Wednesday, October 7, 2009

some collected thoughts on marriage...

Recently a customer at work used our phone to call her husband (she apparently needed picked up or something). After getting off the phone (which she had ended with a cute little french farewell) she turned to my co-worker and me and said: "25 years we've been together and I'm still crazy about that man. He's so sweet and He does just about anything for me. He's going all out of his way for me...":) It was adorable. She went on to share an anecdote about how recently they had just climbed into the car to go somewhere and he looked at her and said: "Is it possible that I could love you more right now than I ever have?"I don't know anything about their history, but I loved hearing her talk about the two of them.

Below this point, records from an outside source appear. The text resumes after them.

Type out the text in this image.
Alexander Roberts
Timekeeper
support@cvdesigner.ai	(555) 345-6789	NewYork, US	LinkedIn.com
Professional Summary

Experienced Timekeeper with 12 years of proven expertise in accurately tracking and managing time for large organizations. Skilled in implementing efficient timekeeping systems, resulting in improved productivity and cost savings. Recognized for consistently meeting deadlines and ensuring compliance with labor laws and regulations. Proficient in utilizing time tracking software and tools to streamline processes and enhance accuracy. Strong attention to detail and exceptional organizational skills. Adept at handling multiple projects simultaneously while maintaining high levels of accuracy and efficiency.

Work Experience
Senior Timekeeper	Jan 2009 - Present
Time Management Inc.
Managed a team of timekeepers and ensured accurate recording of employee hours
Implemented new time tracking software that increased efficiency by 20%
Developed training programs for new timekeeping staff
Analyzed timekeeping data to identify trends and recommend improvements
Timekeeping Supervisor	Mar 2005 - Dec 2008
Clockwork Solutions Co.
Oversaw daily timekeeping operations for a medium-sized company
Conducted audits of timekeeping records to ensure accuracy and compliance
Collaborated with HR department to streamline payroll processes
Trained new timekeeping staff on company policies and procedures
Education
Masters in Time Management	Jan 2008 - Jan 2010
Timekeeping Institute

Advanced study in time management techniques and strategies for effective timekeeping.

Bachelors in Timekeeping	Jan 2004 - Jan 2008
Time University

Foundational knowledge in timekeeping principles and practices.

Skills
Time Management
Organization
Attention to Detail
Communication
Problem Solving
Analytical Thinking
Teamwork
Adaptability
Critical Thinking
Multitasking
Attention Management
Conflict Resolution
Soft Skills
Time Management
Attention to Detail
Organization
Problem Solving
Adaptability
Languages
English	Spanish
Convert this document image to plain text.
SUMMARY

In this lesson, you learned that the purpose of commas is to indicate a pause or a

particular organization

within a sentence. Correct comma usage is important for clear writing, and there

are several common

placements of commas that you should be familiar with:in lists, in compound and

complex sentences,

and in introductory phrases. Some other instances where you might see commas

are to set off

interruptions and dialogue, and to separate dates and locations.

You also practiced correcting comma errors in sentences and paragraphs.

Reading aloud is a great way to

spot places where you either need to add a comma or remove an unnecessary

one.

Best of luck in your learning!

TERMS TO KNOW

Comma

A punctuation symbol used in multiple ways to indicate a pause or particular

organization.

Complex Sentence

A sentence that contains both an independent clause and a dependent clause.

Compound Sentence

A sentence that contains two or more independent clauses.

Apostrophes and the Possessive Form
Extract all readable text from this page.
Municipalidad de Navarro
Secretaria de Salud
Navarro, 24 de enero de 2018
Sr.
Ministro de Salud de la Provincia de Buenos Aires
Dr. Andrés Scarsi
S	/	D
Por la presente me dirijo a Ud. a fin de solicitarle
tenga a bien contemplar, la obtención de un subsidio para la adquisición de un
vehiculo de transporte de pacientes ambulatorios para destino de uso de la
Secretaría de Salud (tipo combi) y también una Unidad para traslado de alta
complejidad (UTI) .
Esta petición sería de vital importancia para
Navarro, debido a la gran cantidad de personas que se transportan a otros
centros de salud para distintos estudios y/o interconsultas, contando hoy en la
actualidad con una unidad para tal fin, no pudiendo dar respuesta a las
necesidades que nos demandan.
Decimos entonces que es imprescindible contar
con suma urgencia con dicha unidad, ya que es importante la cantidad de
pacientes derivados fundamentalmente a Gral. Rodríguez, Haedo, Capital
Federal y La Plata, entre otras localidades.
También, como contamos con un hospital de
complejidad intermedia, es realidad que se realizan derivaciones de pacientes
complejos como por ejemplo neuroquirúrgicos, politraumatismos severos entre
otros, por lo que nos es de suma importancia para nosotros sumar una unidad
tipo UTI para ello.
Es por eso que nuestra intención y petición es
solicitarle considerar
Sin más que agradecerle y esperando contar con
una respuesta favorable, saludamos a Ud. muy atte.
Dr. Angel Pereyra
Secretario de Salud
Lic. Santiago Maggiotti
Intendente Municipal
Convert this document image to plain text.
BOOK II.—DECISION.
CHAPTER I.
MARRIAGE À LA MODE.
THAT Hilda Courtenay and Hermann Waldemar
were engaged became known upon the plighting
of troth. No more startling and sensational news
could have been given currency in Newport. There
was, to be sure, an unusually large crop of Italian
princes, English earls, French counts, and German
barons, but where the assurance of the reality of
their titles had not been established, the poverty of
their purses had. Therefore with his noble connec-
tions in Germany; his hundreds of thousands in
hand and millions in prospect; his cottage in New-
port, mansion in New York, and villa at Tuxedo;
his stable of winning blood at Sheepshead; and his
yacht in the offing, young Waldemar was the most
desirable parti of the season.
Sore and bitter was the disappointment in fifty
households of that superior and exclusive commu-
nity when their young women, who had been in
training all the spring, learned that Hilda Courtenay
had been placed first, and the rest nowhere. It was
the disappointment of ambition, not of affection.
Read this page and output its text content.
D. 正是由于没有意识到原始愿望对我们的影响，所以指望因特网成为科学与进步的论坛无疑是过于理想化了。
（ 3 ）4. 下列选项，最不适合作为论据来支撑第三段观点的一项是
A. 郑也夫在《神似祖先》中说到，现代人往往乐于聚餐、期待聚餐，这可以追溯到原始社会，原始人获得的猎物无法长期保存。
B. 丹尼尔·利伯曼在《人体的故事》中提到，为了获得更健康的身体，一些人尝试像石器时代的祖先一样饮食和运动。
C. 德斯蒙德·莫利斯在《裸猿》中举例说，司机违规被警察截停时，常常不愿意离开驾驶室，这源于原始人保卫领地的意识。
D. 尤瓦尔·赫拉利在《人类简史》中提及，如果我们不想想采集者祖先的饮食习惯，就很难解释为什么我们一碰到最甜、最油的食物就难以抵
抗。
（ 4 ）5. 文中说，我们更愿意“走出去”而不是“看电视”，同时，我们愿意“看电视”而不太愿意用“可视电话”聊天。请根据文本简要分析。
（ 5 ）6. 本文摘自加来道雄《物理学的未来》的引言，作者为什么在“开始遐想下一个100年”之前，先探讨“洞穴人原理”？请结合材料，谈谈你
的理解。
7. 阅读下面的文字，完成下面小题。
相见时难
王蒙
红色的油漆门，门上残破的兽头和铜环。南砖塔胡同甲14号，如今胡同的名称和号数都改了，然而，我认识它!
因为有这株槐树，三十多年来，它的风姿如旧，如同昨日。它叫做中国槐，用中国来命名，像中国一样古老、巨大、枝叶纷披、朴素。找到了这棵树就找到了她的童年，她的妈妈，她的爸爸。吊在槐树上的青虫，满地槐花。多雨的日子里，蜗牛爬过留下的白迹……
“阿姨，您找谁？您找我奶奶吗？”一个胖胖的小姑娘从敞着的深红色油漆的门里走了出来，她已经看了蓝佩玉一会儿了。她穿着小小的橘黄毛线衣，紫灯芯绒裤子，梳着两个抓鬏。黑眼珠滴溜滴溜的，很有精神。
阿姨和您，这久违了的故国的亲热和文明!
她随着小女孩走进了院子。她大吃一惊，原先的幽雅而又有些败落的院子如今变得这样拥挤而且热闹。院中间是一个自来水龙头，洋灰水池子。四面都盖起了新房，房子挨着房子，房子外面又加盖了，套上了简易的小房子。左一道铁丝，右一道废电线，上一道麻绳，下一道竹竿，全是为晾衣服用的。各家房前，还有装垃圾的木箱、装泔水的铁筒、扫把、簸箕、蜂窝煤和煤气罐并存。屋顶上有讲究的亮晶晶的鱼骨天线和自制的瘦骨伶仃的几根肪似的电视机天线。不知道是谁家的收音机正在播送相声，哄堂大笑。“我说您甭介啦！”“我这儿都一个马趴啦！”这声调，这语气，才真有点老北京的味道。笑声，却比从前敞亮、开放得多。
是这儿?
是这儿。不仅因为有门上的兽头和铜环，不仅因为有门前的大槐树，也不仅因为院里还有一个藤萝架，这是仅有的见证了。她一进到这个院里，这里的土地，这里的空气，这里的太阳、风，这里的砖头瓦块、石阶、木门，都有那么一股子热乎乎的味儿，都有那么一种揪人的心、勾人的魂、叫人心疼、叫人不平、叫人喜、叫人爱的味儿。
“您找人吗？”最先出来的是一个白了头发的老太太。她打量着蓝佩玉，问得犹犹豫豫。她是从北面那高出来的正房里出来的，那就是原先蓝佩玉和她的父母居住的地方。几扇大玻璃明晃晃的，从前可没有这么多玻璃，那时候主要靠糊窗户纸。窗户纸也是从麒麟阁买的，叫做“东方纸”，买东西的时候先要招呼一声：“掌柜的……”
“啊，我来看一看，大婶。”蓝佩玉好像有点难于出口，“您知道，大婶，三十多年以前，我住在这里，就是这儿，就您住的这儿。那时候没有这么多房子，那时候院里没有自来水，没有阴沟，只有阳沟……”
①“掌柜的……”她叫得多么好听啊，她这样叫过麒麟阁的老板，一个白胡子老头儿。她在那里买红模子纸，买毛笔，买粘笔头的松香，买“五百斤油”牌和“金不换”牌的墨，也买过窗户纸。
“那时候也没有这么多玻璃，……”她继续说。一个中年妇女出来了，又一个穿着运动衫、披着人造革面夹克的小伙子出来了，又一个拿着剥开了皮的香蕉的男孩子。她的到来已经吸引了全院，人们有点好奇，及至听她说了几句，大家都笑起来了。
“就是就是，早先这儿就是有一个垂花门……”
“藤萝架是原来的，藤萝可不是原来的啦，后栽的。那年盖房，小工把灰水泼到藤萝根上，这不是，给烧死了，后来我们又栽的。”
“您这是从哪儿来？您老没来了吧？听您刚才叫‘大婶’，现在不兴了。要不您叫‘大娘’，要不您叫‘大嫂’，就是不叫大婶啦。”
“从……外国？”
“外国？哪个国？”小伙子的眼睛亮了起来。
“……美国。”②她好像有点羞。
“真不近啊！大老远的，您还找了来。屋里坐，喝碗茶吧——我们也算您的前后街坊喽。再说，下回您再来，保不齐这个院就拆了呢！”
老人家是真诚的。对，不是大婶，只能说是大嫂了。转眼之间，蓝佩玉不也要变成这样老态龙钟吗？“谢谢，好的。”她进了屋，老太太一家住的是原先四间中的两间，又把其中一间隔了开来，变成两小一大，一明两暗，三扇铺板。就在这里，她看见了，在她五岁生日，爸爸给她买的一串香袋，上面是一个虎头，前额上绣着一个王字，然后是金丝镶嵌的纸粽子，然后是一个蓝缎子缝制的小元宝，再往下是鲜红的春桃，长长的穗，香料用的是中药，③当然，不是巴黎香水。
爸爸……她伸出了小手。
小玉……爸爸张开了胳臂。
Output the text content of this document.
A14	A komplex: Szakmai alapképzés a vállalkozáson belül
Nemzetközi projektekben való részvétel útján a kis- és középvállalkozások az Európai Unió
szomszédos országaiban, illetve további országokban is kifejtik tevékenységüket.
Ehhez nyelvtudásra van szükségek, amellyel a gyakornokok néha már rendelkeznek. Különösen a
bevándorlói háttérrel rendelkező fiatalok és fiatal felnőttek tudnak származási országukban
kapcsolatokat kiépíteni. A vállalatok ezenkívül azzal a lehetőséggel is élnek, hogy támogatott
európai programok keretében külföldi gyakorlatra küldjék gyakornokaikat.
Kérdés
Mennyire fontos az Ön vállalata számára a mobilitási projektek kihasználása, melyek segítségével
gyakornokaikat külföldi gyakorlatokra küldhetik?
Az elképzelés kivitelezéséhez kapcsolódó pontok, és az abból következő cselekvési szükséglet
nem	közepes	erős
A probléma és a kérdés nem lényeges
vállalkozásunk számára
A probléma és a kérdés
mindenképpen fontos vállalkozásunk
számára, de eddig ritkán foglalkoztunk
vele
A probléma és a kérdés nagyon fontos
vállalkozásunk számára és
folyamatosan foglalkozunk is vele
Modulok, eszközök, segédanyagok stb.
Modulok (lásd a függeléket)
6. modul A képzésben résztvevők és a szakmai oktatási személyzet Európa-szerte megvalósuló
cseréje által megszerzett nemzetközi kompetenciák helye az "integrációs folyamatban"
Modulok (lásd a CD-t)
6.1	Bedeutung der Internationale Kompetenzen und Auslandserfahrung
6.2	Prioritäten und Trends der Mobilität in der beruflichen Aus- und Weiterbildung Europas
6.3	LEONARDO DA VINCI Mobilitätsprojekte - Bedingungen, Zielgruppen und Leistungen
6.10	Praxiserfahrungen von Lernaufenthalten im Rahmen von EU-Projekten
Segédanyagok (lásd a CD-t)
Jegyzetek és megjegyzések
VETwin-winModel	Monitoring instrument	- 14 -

Marriage gets such a bad rap in society these days. People rarely share the happy or positive sides of love and marriage; they typically focus on the difficulties and complain about their spouses. Many even openly mock marriage. When Luke and I got engaged I remember people congratulating me, but also getting that vibe that people were thinking: "hope it works out". How is marriage supposed to be successful when that is the pervasive cultural attitude? It's a truly sad state of affairs. Marriage can be such an awesome thing if those involved can learn to be selfless and to be honest and open with each other. We live in such a selfish and self absorbed society. Luke and I are blessed to be surrounded by many people with healthy, happy marriages and I am so thankful for their examples. My Grandpa and Grandma Cummings are going on 65 years or something. How cool is that?!

I don't know if anyone else happened to be watching tv when they aired parts of Patrick Swayze's audio diary, but hearing him talk about his wife of 34 years or so and how much he loved her was very touching. He said marrying her was the best decision he ever made. Once again, I don't know much about their life together, but I do know that they stuck it out and hung in it together and that when he died, they still loved each other.

I'm going this weekend to participate in and celebrate with my friend of 20 or so years as she marries her best friend and I am so excited. Although marriage definitely has challenges and difficulties, it is an amazing journey. The coolest thing is that you are in it together and that you have committed to one other to help each other along the journey of life. Having your best friend by your side is awesome. I have understood that more this past year than ever before.

I am quite certain that 25 and 50 and 60 and 100 (yes, we secretly plan to be married this long:) years into our marriage, I will still be crazy about Luke. I know things will have changed and that we will have been through alot by then, but having him there and having God in our midst will make it ok and worthwhile.

4 comments:

Heather L. said...

Enjoyed your post. What a cute customer! I hope you have a great time at your friend's wedding.

Stephanie said...

Great post! Wish I could plan to be married for 100 years to Jeremy. Alas, I may just have to settle for like 70. :)

LauraG said...

Love this. You are so right. Let's celebrate good marriages and look for the things to appreciate about the wonderful spouses God has given us!

sam said...

This is so true! Rich and I were amazed how negative many people were about marriage when we got engaged. They were congratulatory and excited for us but also full of "wait until he starts doing this" and "bet she's already started telling you such-and-such". They seem to just naturally assume that is the course all marriages must take. I find it very sad.